SkyReels-V4 from Kunlun Tech Ranks Second Among Global Video Generation Models
3 day ago / Read about 0 minute
Author:小编   

According to a report by Pandaily, Skywork AI, a subsidiary of Kunlun Tech, officially released its multimodal video foundation model, SkyReels-V4, on February 27, 2026. This model supports cinema-grade audio-video synchronous output with 1080p resolution, 32 frames per second, and a maximum duration of 15 seconds, making it the world's first video large model to simultaneously support multimodal input, joint audio-video generation, and unified creative tasks.

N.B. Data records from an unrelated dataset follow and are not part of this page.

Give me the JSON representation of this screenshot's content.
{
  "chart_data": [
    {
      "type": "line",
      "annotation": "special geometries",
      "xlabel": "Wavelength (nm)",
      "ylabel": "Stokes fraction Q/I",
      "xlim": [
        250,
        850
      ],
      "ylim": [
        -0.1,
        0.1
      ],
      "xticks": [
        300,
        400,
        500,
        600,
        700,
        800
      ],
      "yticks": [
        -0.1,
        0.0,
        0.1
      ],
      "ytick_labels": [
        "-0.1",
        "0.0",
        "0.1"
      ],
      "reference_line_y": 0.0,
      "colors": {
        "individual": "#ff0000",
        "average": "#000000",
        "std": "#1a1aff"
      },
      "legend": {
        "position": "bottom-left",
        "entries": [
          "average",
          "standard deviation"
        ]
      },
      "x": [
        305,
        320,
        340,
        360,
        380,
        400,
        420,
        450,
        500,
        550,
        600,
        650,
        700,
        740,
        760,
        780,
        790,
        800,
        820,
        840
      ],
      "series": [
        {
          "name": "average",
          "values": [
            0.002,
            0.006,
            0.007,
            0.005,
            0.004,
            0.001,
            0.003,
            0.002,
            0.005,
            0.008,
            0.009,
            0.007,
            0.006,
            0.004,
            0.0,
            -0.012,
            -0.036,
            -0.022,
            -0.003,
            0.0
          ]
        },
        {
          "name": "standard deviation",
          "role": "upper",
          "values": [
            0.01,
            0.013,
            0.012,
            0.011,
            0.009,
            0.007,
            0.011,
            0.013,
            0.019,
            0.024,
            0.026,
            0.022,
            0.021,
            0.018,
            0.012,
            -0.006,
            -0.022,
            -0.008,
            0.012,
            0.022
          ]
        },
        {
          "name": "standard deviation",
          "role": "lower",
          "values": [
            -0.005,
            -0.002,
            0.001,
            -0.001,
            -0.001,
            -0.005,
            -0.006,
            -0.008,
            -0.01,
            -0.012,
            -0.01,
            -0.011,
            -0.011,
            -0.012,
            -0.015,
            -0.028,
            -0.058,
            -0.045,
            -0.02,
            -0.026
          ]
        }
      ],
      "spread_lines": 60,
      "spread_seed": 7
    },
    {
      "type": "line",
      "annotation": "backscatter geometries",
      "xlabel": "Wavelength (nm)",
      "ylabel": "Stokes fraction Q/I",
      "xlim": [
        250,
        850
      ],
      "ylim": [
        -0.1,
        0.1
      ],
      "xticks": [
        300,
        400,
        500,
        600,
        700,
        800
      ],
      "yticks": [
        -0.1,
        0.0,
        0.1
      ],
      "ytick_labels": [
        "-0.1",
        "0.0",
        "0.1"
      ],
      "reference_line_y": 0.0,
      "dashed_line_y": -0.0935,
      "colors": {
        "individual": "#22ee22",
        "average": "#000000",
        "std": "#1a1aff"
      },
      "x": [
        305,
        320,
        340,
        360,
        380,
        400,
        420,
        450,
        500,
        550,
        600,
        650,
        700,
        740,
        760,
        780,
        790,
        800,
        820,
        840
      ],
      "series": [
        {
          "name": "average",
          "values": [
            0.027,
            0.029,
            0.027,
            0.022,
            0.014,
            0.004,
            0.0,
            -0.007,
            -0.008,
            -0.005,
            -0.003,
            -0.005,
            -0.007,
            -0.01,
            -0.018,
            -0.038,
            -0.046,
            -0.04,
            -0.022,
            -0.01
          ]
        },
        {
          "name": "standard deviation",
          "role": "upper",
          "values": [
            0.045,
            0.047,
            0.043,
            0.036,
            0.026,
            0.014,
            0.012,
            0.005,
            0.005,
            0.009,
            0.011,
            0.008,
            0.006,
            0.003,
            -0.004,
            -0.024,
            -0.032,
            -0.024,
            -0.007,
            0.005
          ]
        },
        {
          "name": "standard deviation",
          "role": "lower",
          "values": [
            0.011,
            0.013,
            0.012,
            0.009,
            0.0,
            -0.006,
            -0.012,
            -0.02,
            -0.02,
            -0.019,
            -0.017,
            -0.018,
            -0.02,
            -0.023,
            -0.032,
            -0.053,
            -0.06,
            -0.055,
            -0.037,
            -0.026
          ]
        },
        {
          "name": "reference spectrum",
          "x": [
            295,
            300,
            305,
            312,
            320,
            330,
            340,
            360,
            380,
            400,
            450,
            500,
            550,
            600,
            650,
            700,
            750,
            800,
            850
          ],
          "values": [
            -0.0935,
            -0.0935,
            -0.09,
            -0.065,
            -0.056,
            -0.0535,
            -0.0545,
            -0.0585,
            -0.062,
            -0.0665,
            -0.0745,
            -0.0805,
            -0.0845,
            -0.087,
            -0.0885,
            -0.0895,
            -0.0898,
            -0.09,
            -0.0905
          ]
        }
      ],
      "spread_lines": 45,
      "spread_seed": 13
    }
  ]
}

In the latest rankings by Artificial Analysis, SkyReels-V4 ranks second globally among active text-to-video (including audio) models and fourth in the all-time historical rankings, outperforming mainstream models such as Veo 3.1, Sora 2, Vidu Q3, and Wan 2.6. It adopts a symmetric dual-stream MMDiT architecture, achieving deep audio-video coupling through bidirectional cross-attention, and introduces RoPE frequency domain scaling and a trainable video sparse attention mechanism (VSA), significantly reducing computational overhead. The training employs a multi-stage progressive paradigm, with final fine-tuning based on 5 million multimodal data samples. SkyReels-V4 serves as a core component of Kunlun Tech's AI ecosystem in the video sector and will support generation durations exceeding 60 seconds, real-time interactive editing, and open APIs in the future. It will collaborate with the Skywork, Mureka, and Matrix Game model families to build a comprehensive multimodal content production system.